Cette interdiction a souvent été transgressée car les 2 communautés musulmane et catholique sont assez imbriquées… Dans presque chaque famille, il y a des musulmans et des catholiques. Dans ma famille cela a toujours été le cas depuis plusieurs générations. Les fêtes religieuses sont fêtées d’un côté comme de l’autre, tous ensemble, tout le monde participe… Moi quand j’étais jeune, bien que catholique, je faisais parfois le ramadan pour faire comme ma grand-mère ou soutenir ma meilleure amie dans son effort…

Pour moi cette interdiction d’épouser un non-musulman, est d’autant plus bizarre que c’est le même Dieu… Mais cela peut servir de prétexte le moment venu pour refuser un prétendant … Et pourtant, Dior et Édouard étaient cousins germains et donc d’une grande proximité familiale…

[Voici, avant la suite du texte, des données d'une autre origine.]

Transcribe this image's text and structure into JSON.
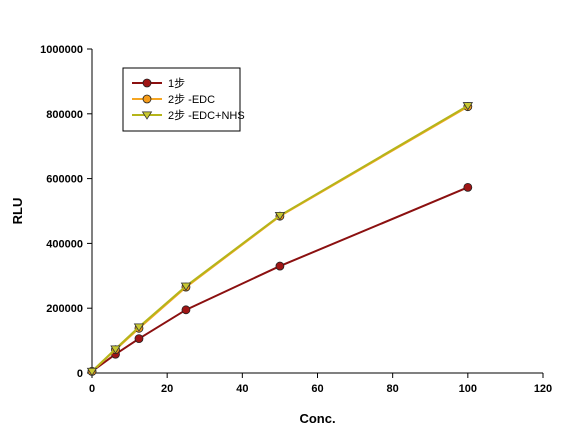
{
  "chart_data": {
    "type": "line",
    "title": "",
    "xlabel": "Conc.",
    "ylabel": "RLU",
    "xlim": [
      0,
      120
    ],
    "ylim": [
      0,
      1000000
    ],
    "xticks": [
      0,
      20,
      40,
      60,
      80,
      100,
      120
    ],
    "yticks": [
      0,
      200000,
      400000,
      600000,
      800000,
      1000000
    ],
    "xtick_labels": [
      "0",
      "20",
      "40",
      "60",
      "80",
      "100",
      "120"
    ],
    "ytick_labels": [
      "0",
      "200000",
      "400000",
      "600000",
      "800000",
      "1000000"
    ],
    "grid": false,
    "legend_position": "top-left",
    "series": [
      {
        "name": "1步",
        "color": "#8b1010",
        "marker_fill": "#a01515",
        "marker": "circle",
        "x": [
          0,
          6.25,
          12.5,
          25,
          50,
          100
        ],
        "y": [
          5000,
          58000,
          106000,
          195000,
          330000,
          573000
        ]
      },
      {
        "name": "2步 -EDC",
        "color": "#f5a623",
        "marker_fill": "#f59c1a",
        "marker": "circle",
        "x": [
          0,
          6.25,
          12.5,
          25,
          50,
          100
        ],
        "y": [
          5000,
          72000,
          138000,
          265000,
          484000,
          822000
        ]
      },
      {
        "name": "2步 -EDC+NHS",
        "color": "#b5b51a",
        "marker_fill": "#c8c832",
        "marker": "triangle-down",
        "x": [
          0,
          6.25,
          12.5,
          25,
          50,
          100
        ],
        "y": [
          5000,
          74000,
          142000,
          268000,
          486000,
          825000
        ]
      }
    ]
  }
}
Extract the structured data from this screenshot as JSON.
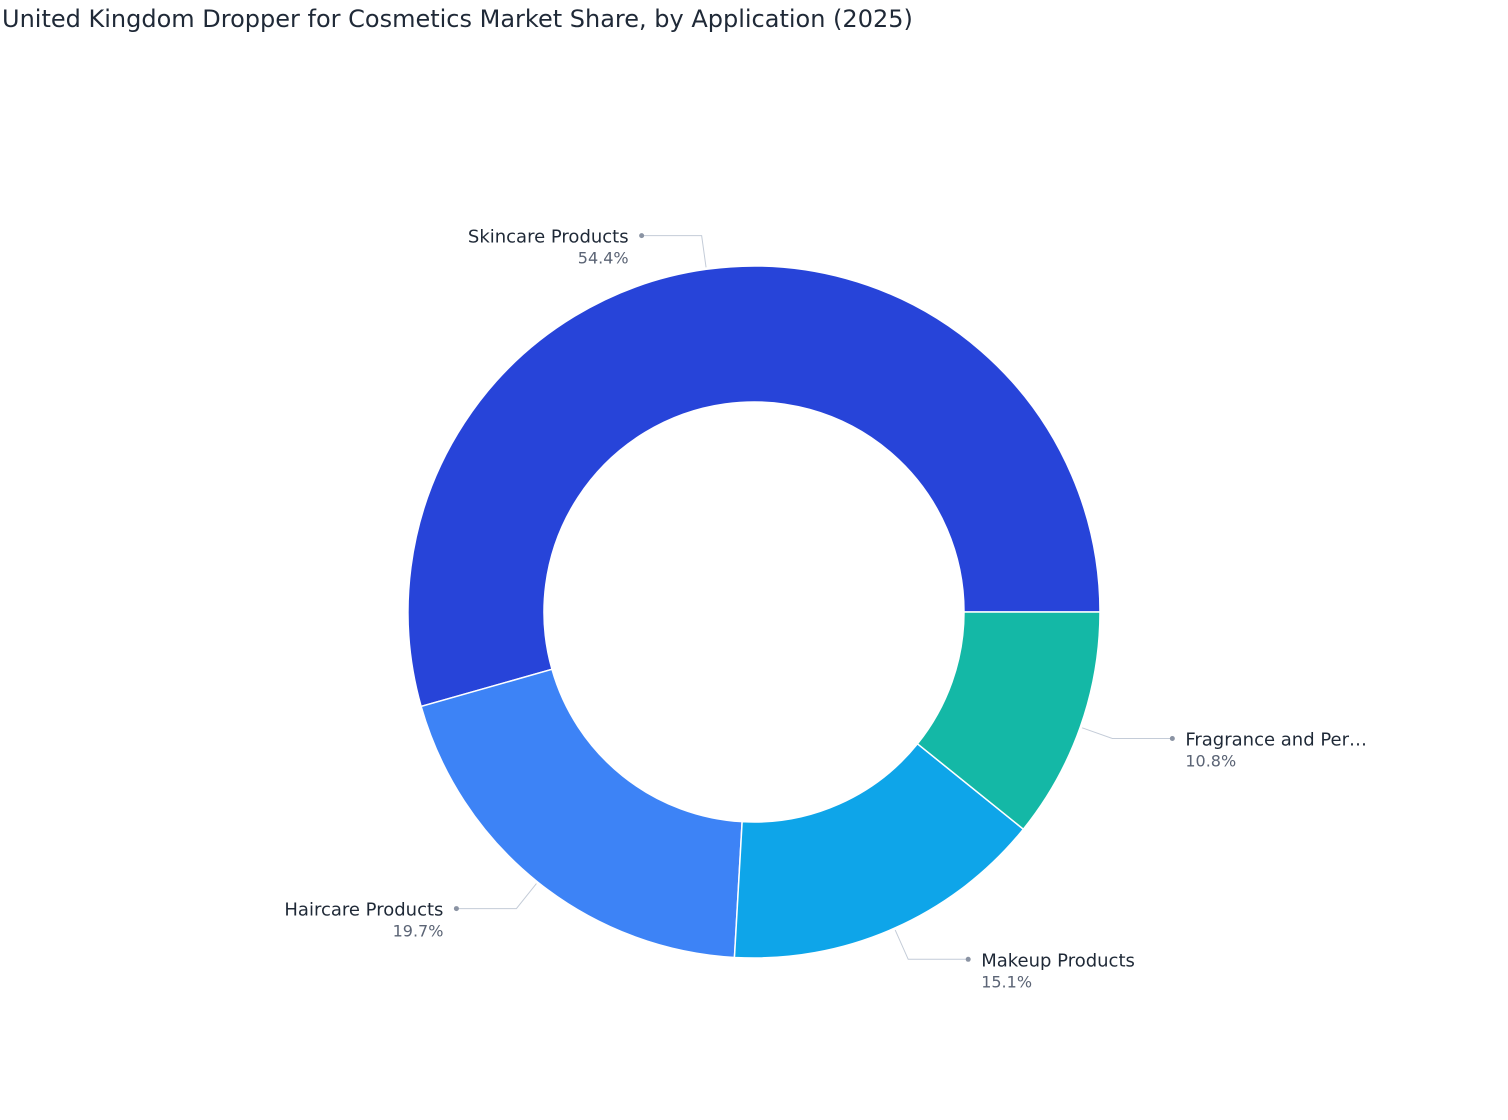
{
  "chart_data": {
    "type": "donut",
    "title": "United Kingdom Dropper for Cosmetics Market Share, by Application (2025)",
    "categories": [
      "Skincare Products",
      "Haircare Products",
      "Makeup Products",
      "Fragrance and Per…"
    ],
    "values": [
      54.4,
      19.7,
      15.1,
      10.8
    ],
    "value_labels": [
      "54.4%",
      "19.7%",
      "15.1%",
      "10.8%"
    ],
    "colors": [
      "#2744d9",
      "#3d83f6",
      "#0ea5e9",
      "#14b8a6"
    ]
  }
}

Et ce drap taché qui est un symbole d’asservissement là devient un symbole de libération ?

Oui, en fait Dior joue à l’apprentie sorcière et transforme ce symbole d’asservissement de la femme en sa faveur… Ces jeunes partent en fait du principe que le déshonneur c’est quand on se fait déflorer sans que les parents sachent où, quand et avec qui… Là, ils ont l’idée de ramener le drap taché, de l’exhiber accompagné d’une demande de mariage… Ils pensent que cela va leur épargner le déshonneur, en tout cas c’est ce qu’ils croient…

On voit aussi comment s’organisent les jeunes pour s’opposer à une décision parentale, le conflit entre les générations est-ce là encore quelque chose de nouveau en Afrique ou ça a toujours existé ?

Je pense que le conflit de générations a toujours existé, jusqu’ici en Afrique, le sacro-saint respect envers les ainés, les anciens, empêchait et freinait toute velléité de révolte de la jeunesse. Mais cela est en train de changer…

J’ai l’impression que les jeunes aujourd’hui prennent plus leurs responsabilités et sont décomplexés de ce point de vue là… On peut citer toutes les révoltes de la jeunesse dernièrement, cela a commencé en Égypte, donc en Afrique… Le mouvement Yen A marre au Sénégal a tenu tête au régime et l’a fait tomber… J’ai un grand espoir pour l’Afrique car cette jeunesse-là est plus vertueuse que ses ainés, et plus volontaire et plus audacieuse, il me semble, que quand elle arrivera au pouvoir et aux affaires dans quelques années, tous les espoirs seront permis… d’où mon afro-optimisme forcené…

Que pensez vous de cette phrase de Nietzsche «  tout ce qui se fait par amour se fait par delà le bien et le mal », serait-ce un bon résumé de votre livre ?

Oui, tout à fait… Même si cela ne va pas forcément dans le sens souhaité par les amoureux au final…Moi je fais toujours et systématiquement ce choix-là… Quand des jeunes me demandent un conseil, je leur conseille toujours de choisir les sentiments plutôt que toute autre chose.

Quels sont vos modèles d’écriture, les auteurs qui vous ont inspirée le plus concernant le style ?

Mon style n’est pas inspiré par un écrivain en particulier, mais c’est un amalgame de toutes lectures que je fais depuis l’enfance et de ma propre intériorité…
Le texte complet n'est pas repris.